Tuesday, May 24, 2011

The Confederates Evacuate Alexandria for the Second and Final Time

Today marks the 150th anniversary of the Union occupation of Alexandria, Virginia. (Yes, yet another event to commemorate as part of the Sesquicentennial. . . .)  Probably the best-known story of the invasion is the murder of Col. Elmer E. Ellsworth, who was shot taking down a Confederate flag flying atop the Marshall House.  Ellsworth's death is a pretty familiar topic by now, so rather than go over old ground, I'd like to shed light on another aspect of the Union takeover on May 24, 1861.

As I discussed in a couple of recent posts, Virginia volunteers evacuated Alexandria at the start of May 1861.  (See here and here.)  Readers may recall that Lt. Col. Algernon Taylor lost his job for abandoning the city in disobedience of an order from Brig. Gen. Philip St. George Cocke.  Algernon was replaced by Col. George H. Terrett, a former Marine, who was commander when Virginia voters approved the Ordinance of Secession on May 23.  He would soon have the unenviable task of ordering a retreat that would leave Alexandria in Union hands for the duration of the war. 

Early on the morning of May 24, 1861, three main columns of Federal troops moved quickly to occupy Virginia.  Two of the columns crossed the Potomac at the Aqueduct and Long Bridges.  The 11th New York Fire Zouaves, under Col. Ellsworth, boarded steamers and disembarked at the wharves in Alexandria.  The U.S.S. Pawnee covered the regiment from the river.  After crossing the Potomac at Long Bridge, the First Michigan, under Col. Orlando B. Wilcox, marched down Washington Street towards Alexandria.

Terrett had already put his troops on high alert earlier that morning after learning that a squadron of Union cavalry had entered Virginia across the Chain Bridge.  Around 4:30 a.m., a U.S. Navy officer went ashore from the Pawnee and met with Col. Terrett under a flag of truce.  According to Terrett, the officer "informed me that an overwhelming force was about entering the city of Alexandria, and it would be madness to resist, and that I could have until 9 a. m. to evacuate or surrender."  Terrett wasted no time in organizing an evacuation.  Surrender was not an option.

Civil War-era photograph of the Lyceum at 201 S. Washington Street (courtesy of Historic Alexandria).
The Lyceum in Old Town today.

The Virginia troops, including units that would soon form the 17th Virginia Infantry, proceeded to the Lyceum on Washington Street.  From there, Terrett marched them down Duke Street and away from Wilcox's advancing soldiers.  The Old Dominion Rifles narrowly escaped capture, but in the end, managed to join up with the main body of troops.  The retreat was covered by two cavalry units -- Captain Edward Powell's Fairfax Cavalry and Captain Mottrom Dulany Ball's Chesterfield Troop.
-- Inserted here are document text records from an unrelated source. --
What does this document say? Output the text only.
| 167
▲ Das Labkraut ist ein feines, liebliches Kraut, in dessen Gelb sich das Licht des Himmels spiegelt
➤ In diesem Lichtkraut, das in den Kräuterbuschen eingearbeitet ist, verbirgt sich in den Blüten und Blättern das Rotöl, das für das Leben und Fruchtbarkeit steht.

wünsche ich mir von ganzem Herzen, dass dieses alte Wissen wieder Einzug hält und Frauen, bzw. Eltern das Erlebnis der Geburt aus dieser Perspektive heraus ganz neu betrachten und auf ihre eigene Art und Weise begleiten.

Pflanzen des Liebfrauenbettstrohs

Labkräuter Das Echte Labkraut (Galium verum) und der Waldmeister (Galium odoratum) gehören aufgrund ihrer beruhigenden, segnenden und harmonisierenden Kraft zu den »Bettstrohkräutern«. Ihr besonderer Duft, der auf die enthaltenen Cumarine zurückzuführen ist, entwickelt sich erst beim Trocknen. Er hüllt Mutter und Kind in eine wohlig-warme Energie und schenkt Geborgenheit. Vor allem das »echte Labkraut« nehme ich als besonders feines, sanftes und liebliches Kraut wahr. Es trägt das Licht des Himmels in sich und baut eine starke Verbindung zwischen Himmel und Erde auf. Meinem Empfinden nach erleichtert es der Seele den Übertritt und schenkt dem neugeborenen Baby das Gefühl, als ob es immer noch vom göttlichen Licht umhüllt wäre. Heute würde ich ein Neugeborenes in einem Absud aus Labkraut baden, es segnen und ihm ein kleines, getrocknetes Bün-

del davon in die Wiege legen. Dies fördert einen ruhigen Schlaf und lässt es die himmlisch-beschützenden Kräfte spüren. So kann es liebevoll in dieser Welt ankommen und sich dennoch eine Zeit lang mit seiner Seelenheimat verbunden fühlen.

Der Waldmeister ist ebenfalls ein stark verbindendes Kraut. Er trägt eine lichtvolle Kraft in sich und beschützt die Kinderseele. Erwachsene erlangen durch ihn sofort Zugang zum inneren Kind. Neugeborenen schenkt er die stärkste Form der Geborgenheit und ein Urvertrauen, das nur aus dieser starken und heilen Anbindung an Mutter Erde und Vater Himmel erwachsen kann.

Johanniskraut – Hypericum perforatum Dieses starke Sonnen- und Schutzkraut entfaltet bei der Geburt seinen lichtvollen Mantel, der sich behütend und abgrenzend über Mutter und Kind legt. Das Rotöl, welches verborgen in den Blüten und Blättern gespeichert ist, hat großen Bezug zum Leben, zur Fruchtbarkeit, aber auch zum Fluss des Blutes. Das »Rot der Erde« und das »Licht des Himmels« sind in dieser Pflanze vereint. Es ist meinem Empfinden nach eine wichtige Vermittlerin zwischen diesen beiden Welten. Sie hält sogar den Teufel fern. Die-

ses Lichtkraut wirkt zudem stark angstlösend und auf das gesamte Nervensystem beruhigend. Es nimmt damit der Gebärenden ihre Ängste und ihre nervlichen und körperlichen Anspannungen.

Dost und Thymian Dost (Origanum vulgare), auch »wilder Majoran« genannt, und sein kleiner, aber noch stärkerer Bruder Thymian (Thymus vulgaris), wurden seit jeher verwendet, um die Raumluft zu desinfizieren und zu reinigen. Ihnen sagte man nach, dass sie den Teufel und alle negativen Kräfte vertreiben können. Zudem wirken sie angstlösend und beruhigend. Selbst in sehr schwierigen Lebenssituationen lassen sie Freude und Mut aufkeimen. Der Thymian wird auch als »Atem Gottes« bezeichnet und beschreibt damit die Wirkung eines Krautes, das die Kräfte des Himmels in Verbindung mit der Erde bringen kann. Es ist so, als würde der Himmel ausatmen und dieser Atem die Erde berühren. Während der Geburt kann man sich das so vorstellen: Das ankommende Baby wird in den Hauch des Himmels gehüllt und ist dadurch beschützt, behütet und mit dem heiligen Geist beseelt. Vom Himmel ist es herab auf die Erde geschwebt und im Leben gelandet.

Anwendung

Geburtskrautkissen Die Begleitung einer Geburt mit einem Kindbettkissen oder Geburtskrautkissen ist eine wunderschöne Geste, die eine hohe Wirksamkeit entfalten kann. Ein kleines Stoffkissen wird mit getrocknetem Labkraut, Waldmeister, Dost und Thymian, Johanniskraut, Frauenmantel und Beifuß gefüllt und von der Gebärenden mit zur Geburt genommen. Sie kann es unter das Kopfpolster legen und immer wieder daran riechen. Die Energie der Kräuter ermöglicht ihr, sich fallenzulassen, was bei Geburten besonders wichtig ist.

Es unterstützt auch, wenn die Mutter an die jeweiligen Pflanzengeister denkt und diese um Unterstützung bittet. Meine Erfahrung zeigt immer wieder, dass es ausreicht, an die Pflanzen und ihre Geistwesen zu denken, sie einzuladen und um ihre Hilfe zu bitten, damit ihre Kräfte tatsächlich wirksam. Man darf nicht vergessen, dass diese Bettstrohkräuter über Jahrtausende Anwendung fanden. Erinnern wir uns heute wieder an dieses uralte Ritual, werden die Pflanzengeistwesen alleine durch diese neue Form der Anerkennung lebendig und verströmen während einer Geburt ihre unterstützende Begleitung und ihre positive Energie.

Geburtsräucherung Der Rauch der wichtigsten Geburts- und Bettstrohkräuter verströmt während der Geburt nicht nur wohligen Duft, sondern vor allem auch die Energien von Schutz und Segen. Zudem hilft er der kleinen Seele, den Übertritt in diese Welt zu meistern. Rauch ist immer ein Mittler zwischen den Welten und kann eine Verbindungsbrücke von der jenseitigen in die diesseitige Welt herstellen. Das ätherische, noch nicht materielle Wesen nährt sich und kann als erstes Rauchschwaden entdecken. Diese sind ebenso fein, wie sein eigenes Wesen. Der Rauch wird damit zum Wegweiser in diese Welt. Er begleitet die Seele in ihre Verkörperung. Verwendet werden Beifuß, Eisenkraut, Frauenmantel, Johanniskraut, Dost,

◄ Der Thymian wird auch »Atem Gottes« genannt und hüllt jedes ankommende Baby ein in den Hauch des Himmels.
Terrett reported that his Virginians "five hundred in number, retreated in good order."  The Union troops were hard on the tail of Terrett's force, whose rear guard was "in sight of and within two hundred yards of the advance guard of the enemy."  Given the apparent aggressiveness of the pursuit, one wonders how sincere of a choice Terrett was given between surrender and evacuation. 

Ball accompanied Terrett and his men as far as Ball's quarters, "a little west of the railroad depot" on the Orange & Alexandria R.R.  The volunteers continued for a half-mile beyond the depot, where they boarded cars for Manassas.  Terrett asked the cavalry to follow in his rear, but for whatever reason, Ball's thirty-five men took too long, and were captured by the Federals.

As the train headed down the tracks, Terrett had his men burn the railroad bridges behind them. A contingent of Union troops "pursued [the Confederates] a short distance, also burning such bridges as they had spared." (Report of Maj. Gen. Samuel P. Heinzelman, July 20, 1863.) Around half past five, Col. Wilcox was able to report to Washington, "Alexandria is ours."

Terrett's force arrived safely in Manassas and joined other Confederate soldiers assembling in the vicinity.  Brig. Gen. Milledge Bonham, commander at Manassas, reported to Maj. Gen. Robert E. Lee on May 25:
The Alexandria (Va.) troops are here, without cooking utensils, and many without arms. Please send to the quartermaster of this place cooking utensils and other camp equipage for six hundred men, as destitute men are hourly joining me. Caps, ammunition, and arms greatly needed.
Lucky for Bonham, the Federal advance on Manassas was still a couple months away.

Note on sources
For a complete set of reports associated with the Union occupation of Alexandria, see the Official Records, Series 1, Vol. 2, Part 1, pp. 37-44. Further information can be found in Alexandria in the Civil War by James G. Barber (1988) and 17th Virginia Infantry, from the Virginia Regimental History Series, by Lee A. Wallace, Jr. (1990).